A former FDIC head has accused the U.S. Justice Department’s Operation Choke Point of being “a serious abuse of government power” that harms the U.S. economy and especially hurts unbanked Americans who use payday loan services, American Banker reported.

William M. Isaac, who served as chairman of the FDIC from 1981 to 1985, said the Choke Point program casts such a wide net in hunting for abusive short-term loan services that “one can only conclude that it is intended to drive all providers of alternative financial services out of business.”

Isaac, who spoke at the annual meeting of the Financial Services Centers of America trade group, pointed to FDIC statistics showing that 34 million U.S. households were unbanked or underbanked, and a 2009 survey that found that two-thirds of unbanked households use alternative financial services for cashing checks, buying money orders and prepaid cards and getting payday and title loans.
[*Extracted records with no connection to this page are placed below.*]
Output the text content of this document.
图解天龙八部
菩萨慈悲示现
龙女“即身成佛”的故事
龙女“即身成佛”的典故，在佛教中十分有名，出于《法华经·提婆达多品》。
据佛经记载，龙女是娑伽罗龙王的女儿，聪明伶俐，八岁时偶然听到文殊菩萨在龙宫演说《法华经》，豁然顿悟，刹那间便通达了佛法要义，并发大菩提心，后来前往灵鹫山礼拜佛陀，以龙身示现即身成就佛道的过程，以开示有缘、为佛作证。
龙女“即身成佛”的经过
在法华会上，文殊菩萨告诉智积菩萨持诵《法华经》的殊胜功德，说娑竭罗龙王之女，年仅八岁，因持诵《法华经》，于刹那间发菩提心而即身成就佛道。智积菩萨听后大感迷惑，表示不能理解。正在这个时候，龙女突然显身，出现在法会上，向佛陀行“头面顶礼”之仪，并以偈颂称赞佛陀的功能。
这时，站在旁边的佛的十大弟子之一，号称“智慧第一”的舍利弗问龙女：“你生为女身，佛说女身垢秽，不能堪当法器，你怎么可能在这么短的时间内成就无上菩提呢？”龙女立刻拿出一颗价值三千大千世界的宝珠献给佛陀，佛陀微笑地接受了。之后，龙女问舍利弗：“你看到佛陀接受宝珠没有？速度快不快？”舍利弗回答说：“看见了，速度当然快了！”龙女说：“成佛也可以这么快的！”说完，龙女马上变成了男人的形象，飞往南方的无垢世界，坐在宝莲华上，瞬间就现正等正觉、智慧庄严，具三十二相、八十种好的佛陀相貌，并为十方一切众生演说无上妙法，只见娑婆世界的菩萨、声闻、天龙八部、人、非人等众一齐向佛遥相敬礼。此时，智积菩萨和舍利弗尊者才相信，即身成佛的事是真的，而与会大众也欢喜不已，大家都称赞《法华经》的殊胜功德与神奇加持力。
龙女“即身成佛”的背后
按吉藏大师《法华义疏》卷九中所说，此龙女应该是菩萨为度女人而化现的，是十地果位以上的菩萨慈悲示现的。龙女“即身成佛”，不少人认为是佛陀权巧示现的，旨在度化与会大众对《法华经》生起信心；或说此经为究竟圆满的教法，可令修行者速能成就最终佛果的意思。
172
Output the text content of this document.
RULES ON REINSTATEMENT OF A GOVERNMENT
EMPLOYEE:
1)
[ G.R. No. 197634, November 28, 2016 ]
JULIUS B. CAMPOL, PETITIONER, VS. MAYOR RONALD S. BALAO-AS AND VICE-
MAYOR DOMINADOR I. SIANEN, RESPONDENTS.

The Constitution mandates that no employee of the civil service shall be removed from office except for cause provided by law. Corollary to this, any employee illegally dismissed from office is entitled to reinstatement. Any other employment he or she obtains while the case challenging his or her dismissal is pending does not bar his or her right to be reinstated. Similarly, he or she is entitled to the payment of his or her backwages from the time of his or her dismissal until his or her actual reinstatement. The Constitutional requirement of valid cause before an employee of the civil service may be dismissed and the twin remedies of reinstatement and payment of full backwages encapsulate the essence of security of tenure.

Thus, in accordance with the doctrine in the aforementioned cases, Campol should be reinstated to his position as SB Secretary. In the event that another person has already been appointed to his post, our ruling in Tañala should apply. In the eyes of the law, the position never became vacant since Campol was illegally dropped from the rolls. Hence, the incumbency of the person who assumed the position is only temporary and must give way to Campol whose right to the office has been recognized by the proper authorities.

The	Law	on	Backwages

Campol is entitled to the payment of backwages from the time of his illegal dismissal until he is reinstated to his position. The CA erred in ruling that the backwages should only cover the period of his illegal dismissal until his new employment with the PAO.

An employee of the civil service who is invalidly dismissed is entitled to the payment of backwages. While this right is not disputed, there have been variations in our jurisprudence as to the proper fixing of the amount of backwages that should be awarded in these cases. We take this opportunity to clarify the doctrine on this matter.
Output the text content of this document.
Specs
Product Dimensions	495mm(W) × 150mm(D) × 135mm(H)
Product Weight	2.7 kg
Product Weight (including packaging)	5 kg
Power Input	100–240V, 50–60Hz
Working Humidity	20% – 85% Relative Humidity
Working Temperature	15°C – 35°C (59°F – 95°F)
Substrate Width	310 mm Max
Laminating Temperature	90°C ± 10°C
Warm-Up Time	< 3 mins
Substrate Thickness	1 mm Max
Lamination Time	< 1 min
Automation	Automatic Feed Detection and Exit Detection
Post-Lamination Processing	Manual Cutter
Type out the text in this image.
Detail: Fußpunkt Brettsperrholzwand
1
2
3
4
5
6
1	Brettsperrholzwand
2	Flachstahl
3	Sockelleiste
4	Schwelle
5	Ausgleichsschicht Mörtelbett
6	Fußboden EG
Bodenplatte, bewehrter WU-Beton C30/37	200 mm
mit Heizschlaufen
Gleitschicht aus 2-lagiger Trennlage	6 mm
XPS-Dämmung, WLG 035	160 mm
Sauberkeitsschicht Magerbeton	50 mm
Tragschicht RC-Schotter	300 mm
While check-cashing services charge $7 or $8 to cash a payroll check, customers who need their money immediately may be willing to pay that instead of waiting several days for a bank to release the funds, Isaac said.

And applying APRs to small, unsecured short-term loans makes little sense, he added. A typical payday loan, which charges a flat $15 fee per $100 two-week loan, has an APR exceeding 350 percent. Calls by critics for short-term lenders to limit the APR to 36 percent would limit the fee to 1.38. “I can’t conceive of any business being willing or able” to make loans like that, he added.

Isaac also cited research from the New York and Kansas City Federal Reserve Banks that found states that eliminate payday loans experience more households filing for bankruptcy when payday loans are no longer available.